Already compiled packages are available here:
http://people.freebsd.org/~ivoras/wine/

Probably this patch still needs some work.
But the main question (in case if it work), what are the steps to include it into ports for amd64?
Or to create separate port wine-amd64?


----------



## SirDice (Oct 26, 2010)

kenorb said:
			
		

> I'm requesting to add wine support for amd64, as amd64 patches already exists.
> Is this is the right place to do it?


Nope. This is a user driven forum. Submitting a PR or contacting the freebsd-ports mailinglist would be the correct way.



> But the main question (in case if it work), what are the steps to include it into ports for amd64?


There is no separate ports tree for amd64. So the port must be able to apply the patch based on the architecture.


----------



## kenorb (Oct 27, 2010)

This information could be useful:



			
				David.N said:
			
		

> The port needs to be built in an i386 environment.  FreeBSD currently does not
> have support for cross building (without building a custom compiler).  Even in
> that case many dependant ports will need to be built.  This makes the build
> process rather unclean.
> ...





			
				David said:
			
		

> The correct way to build the port would be (with a clean ports environment):
> 
> # cd /usr/ports/emulators
> # patch -sp0 < /path/to/wine-fbsd64.diff
> ...


----------



## vermaden (Oct 27, 2010)

@kenorb

You should contact with WINE *maintainer* and CC that message to *lists.freebsd.org* (stable/current/ports).


----------



## DutchDaemon (Nov 17, 2010)

This topic has been closed. Issues as technical or detailed as this should not be discussed in general user-oriented forums like The FreeBSD Forums.
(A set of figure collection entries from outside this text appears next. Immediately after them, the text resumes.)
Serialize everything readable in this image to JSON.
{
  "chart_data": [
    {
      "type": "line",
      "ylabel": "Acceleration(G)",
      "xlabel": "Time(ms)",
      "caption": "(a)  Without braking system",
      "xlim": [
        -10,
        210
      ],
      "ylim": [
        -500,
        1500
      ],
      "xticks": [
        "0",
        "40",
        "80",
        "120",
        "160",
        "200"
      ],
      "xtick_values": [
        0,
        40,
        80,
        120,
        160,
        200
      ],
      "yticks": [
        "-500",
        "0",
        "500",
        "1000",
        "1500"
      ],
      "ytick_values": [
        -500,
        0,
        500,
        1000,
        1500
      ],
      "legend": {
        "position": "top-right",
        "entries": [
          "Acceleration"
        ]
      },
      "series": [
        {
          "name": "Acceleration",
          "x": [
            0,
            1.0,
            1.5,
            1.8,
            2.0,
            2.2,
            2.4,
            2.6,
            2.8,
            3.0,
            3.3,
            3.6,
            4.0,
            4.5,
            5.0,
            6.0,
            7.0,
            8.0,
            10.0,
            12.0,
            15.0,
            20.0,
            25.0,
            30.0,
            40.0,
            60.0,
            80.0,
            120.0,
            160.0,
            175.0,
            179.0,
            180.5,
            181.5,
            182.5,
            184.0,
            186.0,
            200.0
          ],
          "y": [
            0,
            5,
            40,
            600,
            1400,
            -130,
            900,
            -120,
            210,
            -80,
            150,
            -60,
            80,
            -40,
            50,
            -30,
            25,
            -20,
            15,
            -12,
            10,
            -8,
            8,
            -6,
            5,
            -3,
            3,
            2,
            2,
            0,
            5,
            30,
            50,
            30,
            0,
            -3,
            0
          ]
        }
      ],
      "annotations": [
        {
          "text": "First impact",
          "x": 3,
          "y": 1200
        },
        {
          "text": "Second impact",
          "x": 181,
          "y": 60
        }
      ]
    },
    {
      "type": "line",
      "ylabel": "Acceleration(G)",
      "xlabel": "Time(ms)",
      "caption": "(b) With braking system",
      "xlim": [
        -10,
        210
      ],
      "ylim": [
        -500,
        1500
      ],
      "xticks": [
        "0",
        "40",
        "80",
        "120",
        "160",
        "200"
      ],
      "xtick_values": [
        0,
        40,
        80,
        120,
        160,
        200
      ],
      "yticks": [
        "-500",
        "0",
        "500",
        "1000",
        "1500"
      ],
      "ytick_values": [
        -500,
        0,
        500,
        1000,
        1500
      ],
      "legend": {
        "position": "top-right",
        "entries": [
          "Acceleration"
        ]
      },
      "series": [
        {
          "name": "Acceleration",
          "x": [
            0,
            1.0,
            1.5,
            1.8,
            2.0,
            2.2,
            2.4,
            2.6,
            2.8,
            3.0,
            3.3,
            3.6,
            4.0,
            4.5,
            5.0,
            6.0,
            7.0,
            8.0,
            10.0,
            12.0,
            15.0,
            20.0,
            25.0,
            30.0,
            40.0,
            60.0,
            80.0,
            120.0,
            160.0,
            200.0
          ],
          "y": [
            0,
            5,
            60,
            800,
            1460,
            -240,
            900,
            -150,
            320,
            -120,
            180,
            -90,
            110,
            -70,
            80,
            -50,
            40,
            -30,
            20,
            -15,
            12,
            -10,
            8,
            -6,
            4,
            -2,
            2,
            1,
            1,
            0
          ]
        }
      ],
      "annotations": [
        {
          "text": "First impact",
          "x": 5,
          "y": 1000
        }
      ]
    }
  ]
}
These forums are intended for end-user support with installing and/or running FreeBSD and/or applications from the ports tree, not for routinely resolving low-level problems with the operating system or add-on applications. Developers and port maintainers usually do not spend much time here, and we routinely refer technically detailed questions to them.

Consider opening this topic elsewhere, e.g.:

In the case of *the FreeBSD base system*:

1) by posting to one of the relevant mailing lists
2) by opening a bug report

In the case of *ported applications*:

1) by contacting the port maintainer (run make maintainer in the port directory)
2) by opening a bug report


----------